After six years on the drawing board, a Perth-based company has finally started building the world’s first wave energy farm off the West Australian coast.
Carnegie Energy is building the plant five kilometres off Rockingham and will supply electricity and desalinated water to the naval base at Garden Island.
The company’s chief executive Mike Ottaviano says it has taken a lot of enthusiasm and a lot of optimism to get to this stage.
“This is the first time that any company has ever deployed multiple wave energy units into what’s called a wave farm and produced electricity and fresh water from that,” he said.
It is one of three wave energy pilot projects in the pipeline around Australia but it is the only so-called ‘wave farm’, comprising of multiple units.
Under the system, Carnegie places large buoys beneath the ocean’s surface, which moves with the waves to generate high amounts of hydraulic pressure.
That pressure is then delivered onshore through a pipeline and then used to spin a hydro-electric turbine to generate electricity.

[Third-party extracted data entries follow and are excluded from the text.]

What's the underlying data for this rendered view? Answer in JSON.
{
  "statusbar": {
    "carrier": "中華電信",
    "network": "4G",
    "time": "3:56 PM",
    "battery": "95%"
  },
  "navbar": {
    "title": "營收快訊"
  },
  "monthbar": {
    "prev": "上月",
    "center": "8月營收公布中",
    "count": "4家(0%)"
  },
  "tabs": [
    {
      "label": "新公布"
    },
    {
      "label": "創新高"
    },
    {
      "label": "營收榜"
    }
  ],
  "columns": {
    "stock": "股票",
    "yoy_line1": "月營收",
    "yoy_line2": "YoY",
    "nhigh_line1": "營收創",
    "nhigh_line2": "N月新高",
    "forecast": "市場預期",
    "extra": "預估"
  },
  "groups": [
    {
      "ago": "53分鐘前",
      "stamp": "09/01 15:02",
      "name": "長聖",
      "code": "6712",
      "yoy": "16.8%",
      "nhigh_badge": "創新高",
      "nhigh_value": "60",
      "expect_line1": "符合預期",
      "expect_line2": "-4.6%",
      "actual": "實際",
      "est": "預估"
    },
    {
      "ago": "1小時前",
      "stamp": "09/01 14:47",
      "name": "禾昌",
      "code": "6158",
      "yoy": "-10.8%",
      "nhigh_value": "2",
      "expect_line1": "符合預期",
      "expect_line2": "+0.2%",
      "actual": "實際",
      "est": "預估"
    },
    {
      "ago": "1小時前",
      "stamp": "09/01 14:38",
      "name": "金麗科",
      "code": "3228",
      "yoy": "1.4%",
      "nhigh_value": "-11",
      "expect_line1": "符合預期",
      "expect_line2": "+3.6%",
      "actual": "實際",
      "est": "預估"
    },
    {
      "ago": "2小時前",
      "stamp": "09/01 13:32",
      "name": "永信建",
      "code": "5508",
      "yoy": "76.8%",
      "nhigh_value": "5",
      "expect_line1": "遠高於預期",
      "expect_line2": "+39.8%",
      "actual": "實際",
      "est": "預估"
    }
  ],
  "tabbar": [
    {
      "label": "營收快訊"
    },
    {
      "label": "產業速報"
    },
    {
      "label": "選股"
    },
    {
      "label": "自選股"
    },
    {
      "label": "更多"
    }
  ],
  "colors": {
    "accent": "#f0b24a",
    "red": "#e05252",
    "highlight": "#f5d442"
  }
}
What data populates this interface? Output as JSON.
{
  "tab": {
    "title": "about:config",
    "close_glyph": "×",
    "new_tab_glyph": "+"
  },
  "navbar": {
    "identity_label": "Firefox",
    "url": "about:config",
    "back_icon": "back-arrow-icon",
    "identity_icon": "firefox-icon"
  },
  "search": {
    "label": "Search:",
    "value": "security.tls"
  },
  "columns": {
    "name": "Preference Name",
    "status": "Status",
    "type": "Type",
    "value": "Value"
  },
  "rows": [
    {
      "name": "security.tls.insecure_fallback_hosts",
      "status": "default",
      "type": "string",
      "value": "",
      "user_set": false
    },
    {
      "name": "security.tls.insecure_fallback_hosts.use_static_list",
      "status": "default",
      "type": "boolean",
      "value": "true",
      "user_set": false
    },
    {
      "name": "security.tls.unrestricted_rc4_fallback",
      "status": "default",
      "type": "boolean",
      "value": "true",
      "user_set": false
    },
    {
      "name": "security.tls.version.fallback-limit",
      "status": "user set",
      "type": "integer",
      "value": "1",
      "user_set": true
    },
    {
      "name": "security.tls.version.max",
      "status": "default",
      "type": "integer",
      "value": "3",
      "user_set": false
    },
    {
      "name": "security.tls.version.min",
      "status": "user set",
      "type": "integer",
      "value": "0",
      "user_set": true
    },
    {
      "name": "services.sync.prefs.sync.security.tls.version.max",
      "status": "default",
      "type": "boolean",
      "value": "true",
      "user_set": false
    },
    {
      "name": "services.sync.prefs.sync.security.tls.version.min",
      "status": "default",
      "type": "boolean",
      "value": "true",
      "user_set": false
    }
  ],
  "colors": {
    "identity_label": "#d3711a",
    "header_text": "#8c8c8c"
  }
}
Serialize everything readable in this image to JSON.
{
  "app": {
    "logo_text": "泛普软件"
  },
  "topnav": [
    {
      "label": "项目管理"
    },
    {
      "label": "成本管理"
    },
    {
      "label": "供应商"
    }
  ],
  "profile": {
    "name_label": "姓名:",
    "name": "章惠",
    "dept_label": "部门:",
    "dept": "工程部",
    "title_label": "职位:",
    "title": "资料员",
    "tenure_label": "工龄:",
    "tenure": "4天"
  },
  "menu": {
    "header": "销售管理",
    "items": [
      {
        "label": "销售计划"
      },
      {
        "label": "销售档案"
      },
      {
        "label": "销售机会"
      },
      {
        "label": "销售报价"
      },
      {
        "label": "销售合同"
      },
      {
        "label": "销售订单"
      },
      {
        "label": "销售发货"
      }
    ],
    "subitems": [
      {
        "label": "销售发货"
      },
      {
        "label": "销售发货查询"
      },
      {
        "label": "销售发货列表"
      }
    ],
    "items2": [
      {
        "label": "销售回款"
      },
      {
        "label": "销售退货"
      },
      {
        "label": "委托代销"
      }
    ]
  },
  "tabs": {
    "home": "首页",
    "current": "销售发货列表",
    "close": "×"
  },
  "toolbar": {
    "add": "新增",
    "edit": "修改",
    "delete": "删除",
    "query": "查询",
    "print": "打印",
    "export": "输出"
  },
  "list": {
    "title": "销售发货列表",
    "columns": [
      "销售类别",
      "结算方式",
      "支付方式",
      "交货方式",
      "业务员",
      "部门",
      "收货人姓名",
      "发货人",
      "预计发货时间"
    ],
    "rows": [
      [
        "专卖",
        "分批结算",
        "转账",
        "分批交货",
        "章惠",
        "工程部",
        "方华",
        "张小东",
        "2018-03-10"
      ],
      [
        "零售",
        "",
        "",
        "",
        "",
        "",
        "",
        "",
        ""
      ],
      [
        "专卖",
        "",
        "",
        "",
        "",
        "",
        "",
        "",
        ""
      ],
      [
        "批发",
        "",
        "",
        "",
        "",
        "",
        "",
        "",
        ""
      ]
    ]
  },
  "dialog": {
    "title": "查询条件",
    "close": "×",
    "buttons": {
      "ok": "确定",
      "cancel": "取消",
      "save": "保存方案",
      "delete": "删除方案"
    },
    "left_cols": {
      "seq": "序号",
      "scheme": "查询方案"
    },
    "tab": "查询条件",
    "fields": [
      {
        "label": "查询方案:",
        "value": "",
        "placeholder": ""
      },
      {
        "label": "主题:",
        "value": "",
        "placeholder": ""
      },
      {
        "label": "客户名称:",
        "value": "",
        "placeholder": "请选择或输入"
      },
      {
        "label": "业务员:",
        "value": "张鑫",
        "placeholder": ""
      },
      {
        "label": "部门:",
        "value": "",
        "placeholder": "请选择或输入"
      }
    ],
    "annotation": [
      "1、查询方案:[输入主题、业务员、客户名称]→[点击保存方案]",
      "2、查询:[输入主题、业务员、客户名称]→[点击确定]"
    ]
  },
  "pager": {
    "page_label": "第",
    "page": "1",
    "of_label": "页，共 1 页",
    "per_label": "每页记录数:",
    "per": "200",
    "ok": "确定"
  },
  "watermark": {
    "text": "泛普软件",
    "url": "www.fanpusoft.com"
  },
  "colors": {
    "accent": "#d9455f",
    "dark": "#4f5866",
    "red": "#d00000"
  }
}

And wave power differs from other renewable energies like solar and wind, in that it delivers a relatively constant supply of energy both day and night.
Susan Wijffels from CSIRO says Australia is well placed to take advantage of wave energy.
“The resource that southern Australia gets its absolutely massive, if we could just harvest 10 per cent of that energy, that would supply half of Australia’s electricity,” she said.
That potential Mr Ottaviano hopes Carnegie will be able to capitalise on after it’s proved the technology at Garden Island.